Weinig schaatsers, prachtige entourage en uitmuntend weer. Hier en daar was het ijs wat ribbelig door sneeuw en ijzel, maar over 't algemeen was het best te doen als je de scheuren goed in 't oog hield.

Op het driepunt Polsbroekerdam, Polsbroek, Haastrecht ben ik er even bij gaan zitten. M'n enkels begonnen te protesteren en het was een mooi plekje om de rest van m'n broodje op te eten. Een groep kerels nam ook een blaasje om op Toon te wachten die ze kwijt waren geraakt. Er werd wat gedronken en een sigaretje gerookt. Na zo'n dik tien minuten kwam Toon in zicht, hij ging nog even op z'n kont onder een bruggetje, maar met een bezwete kop meldde hij zich bij zijn maten. Toon kreeg geen tijd om op adem te komen, een sigaretje te roken of wat te drinken. Met een 'oké we zijn weer compleet' vertrok de groep onmiddellijk met in de achterhoede een zwoegende Toon. 
 
zaterdag
3 januari 2009


De Marskramer in Sneek, standbeeld gemaakt door Pieter d'Hondt
Pijprokers

In mijn krant verschijnt aan 't einde van het jaar een fotogalerij van in dat jaar overleden bekende Nederlanders. In het verleden stonden er altijd meerdere kerels bij met een pijp in de mond of in de hand. In 2008 slechts één pijproker, namelijk Norbert Schmelzer, politicus, overleden op 14 november 2008. 

In het straatbeeld zie je nauwelijks meer een pijproker. In Sneek kwam ik wonder boven wonder een pijproker tegen. Het was De Marskramer, een aardig standbeeldje gemaakt door Pieter d'Hondt, dat kennelijk aan de aandacht van de antirookbeweging is ontsnapt.


Toch duikt de pijp steeds weer op. Laatst in de Volkskrant een artikel over martelpraktijken. De lievelingspijp van Stalin - van de week als derde geëindigd in de verkiezing van de meest belangrijke Rus - was verdwenen. Stalin gaf het hoofd van de geheime dienst kameraad Beria opdracht de pijp op te sporen. Een paar uur later vond Stalin z'n pijp in een lade van zijn bureau terug en belde onmiddellijk Beria op met de boodschap dat het zoeken kon worden gestaakt. ~ Maar kameraad Stalin, stamelde Beria, vijf verdachten hebben de diefstal al bekend.

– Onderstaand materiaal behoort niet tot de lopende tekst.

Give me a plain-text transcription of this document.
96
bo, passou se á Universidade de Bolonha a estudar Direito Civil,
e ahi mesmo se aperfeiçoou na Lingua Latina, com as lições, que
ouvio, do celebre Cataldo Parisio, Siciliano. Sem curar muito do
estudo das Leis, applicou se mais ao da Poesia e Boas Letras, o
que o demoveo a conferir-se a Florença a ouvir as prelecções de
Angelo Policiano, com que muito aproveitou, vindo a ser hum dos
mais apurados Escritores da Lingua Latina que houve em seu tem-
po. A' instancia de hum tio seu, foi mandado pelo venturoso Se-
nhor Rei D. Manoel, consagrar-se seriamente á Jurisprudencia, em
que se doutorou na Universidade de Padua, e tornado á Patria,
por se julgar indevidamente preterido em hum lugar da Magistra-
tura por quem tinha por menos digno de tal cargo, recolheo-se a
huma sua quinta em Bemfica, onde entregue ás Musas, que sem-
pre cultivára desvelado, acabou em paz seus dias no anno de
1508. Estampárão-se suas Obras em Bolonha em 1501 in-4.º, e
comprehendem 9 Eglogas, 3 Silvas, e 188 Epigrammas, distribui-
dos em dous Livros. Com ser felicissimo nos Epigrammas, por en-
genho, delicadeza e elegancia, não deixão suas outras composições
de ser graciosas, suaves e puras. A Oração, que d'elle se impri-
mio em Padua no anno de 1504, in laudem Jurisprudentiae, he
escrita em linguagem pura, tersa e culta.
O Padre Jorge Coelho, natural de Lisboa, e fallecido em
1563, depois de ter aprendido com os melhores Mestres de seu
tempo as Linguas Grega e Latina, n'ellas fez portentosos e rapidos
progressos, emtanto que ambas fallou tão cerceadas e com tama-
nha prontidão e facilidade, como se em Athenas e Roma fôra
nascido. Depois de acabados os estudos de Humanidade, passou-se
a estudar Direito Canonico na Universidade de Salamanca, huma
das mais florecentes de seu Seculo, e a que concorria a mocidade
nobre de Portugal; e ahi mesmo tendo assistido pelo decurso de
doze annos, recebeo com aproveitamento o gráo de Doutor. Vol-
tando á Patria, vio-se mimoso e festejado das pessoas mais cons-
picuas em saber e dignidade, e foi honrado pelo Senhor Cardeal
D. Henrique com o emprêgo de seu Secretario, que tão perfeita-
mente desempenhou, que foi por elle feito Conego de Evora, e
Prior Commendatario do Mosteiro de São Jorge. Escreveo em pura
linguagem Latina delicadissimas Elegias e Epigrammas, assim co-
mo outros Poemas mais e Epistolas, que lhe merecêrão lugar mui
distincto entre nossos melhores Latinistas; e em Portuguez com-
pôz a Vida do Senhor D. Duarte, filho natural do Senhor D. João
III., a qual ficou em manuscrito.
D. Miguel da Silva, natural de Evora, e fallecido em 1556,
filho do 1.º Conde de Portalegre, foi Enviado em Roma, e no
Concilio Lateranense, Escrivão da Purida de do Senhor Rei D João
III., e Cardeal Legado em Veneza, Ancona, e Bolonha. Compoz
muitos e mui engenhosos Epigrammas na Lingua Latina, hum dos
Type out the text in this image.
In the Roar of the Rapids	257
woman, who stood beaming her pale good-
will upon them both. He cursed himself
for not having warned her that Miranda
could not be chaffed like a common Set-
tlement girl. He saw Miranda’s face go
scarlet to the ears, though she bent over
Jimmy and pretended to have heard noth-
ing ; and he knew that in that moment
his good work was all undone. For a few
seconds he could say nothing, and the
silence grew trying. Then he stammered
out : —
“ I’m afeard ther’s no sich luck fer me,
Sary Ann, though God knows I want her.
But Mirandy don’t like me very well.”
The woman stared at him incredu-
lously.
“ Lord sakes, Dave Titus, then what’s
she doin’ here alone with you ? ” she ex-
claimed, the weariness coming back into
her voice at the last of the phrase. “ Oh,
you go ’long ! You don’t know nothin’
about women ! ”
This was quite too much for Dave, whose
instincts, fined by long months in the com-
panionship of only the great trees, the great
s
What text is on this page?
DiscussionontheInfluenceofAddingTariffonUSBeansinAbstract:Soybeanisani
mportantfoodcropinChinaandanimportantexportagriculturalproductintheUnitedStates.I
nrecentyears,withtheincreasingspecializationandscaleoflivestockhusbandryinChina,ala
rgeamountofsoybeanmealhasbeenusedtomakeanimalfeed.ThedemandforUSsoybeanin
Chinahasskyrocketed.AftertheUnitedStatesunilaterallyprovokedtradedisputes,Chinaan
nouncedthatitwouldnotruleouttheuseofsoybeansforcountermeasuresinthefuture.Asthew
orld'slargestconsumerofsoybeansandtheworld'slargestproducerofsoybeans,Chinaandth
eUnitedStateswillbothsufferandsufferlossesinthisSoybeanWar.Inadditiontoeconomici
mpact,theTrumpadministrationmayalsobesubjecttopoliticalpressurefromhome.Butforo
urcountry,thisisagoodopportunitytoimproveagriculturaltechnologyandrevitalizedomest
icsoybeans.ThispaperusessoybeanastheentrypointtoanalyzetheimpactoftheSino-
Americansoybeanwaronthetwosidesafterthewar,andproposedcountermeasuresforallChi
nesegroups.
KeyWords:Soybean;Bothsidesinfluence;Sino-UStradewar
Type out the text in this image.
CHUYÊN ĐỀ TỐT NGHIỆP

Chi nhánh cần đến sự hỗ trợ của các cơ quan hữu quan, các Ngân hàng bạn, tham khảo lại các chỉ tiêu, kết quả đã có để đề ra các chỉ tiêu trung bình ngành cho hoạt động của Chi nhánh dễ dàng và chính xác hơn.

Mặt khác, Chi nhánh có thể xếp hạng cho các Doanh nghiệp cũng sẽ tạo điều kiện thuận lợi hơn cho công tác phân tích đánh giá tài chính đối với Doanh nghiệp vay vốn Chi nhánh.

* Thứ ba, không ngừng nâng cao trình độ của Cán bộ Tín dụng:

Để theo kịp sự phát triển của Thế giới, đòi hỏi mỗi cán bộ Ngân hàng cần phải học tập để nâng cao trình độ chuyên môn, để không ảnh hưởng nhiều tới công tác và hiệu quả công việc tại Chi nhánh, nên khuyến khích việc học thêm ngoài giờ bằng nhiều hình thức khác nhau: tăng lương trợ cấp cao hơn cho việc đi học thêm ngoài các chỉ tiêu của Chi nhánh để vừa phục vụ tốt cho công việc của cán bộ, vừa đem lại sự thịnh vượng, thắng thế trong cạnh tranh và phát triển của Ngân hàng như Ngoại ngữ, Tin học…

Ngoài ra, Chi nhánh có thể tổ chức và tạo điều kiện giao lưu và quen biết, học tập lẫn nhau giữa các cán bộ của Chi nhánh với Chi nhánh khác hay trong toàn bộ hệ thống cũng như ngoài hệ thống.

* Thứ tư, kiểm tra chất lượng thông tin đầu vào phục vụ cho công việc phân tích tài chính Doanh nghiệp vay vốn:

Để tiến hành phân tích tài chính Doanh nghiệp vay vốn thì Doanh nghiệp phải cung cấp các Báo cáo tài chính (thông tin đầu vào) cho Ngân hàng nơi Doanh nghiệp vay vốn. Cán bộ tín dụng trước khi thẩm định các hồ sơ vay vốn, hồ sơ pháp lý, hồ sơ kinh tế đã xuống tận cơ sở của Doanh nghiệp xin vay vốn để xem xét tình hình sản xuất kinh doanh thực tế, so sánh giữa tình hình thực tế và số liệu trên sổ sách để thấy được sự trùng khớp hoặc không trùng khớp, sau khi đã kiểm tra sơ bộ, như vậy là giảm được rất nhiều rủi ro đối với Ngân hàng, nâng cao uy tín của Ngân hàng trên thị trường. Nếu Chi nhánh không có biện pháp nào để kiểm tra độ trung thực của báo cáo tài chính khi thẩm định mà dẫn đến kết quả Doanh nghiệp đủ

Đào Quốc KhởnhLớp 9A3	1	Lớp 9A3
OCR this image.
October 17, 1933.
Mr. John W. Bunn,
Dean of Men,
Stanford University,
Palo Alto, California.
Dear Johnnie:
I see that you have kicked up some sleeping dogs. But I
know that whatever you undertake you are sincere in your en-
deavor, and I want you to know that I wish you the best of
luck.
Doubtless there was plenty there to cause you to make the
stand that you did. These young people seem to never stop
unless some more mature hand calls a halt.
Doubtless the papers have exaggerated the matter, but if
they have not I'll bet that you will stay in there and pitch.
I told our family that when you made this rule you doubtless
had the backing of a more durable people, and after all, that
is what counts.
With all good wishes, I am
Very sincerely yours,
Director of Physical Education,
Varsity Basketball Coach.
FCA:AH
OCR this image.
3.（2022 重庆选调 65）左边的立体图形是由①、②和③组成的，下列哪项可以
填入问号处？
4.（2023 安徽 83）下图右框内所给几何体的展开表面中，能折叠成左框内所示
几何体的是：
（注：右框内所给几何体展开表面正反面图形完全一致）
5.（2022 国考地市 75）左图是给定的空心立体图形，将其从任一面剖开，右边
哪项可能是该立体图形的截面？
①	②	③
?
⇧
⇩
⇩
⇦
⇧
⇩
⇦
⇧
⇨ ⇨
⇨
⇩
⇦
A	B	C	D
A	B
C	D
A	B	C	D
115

En dan - ook in de Volkskrant - Notker Wolf, de generaal-overste van de benedictijnen. Iemand had hem op een foto gezien met een pijp in z'n mond. Dat was in het verkeerde keelgat geschoten en Wolf kreeg een e-mail dat hij de staat maar op kosten jaagde met zijn gesmook en aanstaande longkanker. Hij schreef terug dat de mailer met zijn gezonde gedrag wel 90 jaar kon worden en hoeveel pensioengeld gaat dat dan kosten?  Een fortuin!
Wolf: ~ Een pijp vermindert stress. Een man met pijp is een man met tijd.